Não tivemos a intenção de utilizar as metodologias como pontes seguras, uma vez que pretendíamos ter liberdade para transitar entre elas e, quem sabe, construir nossos próprios métodos. Uma vez aprovado o plano de ensino pela orientadora de estágio, começamos a fazer as escolhas dos materiais a serem trabalhados, bem como preparar os planos de aula, o que foi desafiador por contarmos com um grupo multisseriado de alunos, em fases diferentes da vida, tanto escolar como pessoal.

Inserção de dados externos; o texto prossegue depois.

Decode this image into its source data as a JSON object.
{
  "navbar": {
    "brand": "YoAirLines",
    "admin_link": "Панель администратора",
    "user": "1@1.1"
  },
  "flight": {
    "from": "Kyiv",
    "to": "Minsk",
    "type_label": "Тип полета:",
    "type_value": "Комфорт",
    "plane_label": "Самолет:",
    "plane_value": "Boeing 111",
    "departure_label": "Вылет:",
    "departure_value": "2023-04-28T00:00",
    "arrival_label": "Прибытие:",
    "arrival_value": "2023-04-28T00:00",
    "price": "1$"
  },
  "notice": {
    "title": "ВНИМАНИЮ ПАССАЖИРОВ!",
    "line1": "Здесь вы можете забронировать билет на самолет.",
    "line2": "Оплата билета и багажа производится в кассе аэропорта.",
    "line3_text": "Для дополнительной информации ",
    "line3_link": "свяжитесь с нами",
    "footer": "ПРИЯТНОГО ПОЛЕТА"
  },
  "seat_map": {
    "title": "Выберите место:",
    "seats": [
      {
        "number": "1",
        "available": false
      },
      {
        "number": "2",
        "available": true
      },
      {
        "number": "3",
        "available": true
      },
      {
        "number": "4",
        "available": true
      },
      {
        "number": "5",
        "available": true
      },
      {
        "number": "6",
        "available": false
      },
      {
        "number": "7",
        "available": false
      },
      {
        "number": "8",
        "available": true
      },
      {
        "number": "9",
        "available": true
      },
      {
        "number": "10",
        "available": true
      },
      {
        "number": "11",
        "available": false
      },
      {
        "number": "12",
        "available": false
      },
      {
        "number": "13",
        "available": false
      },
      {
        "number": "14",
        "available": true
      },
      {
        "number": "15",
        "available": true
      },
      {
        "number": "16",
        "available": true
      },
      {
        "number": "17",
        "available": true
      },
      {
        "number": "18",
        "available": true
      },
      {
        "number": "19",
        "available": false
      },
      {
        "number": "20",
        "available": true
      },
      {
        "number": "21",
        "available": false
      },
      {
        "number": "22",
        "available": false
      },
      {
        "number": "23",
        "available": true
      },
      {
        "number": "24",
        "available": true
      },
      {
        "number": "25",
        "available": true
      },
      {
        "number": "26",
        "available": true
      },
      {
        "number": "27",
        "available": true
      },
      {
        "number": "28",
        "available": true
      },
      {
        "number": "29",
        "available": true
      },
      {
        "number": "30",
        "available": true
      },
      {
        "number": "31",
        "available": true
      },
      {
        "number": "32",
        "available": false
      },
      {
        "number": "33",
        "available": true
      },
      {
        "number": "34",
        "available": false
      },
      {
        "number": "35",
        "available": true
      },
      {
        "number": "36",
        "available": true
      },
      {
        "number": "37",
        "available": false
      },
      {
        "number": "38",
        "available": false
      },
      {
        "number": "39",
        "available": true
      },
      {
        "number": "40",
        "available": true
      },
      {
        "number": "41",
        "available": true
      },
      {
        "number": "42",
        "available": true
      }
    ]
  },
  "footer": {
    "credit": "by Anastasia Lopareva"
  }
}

A ideia do trabalho em dupla buscou justamente mostrar ao grupo pelo menos duas maneiras distintas de olhar para um mesmo texto, a fim de que cada aluno sentisse a liberdade para ler e interpretar a partir de suas ideias e lugar no mundo, bem como aprendessem a olhar para o texto pensando em seu contexto histórico de produção, movimentando, assim, a capacidade crítica e o papel do leitor frente ao texto.

Daniele Rodales

(O presente relato integra o Relatório de Estágio produzido pela autora, apresentado ao curso de Letras, Português e Espanhol da Universidade Federal do Pampa, Campus Jaguarão, em oportunidade do componente curricular Estágio Curricular III (estágio de docência em ensino de língua portuguesa e literatura. Direitos de reprodução cedidos pela autora)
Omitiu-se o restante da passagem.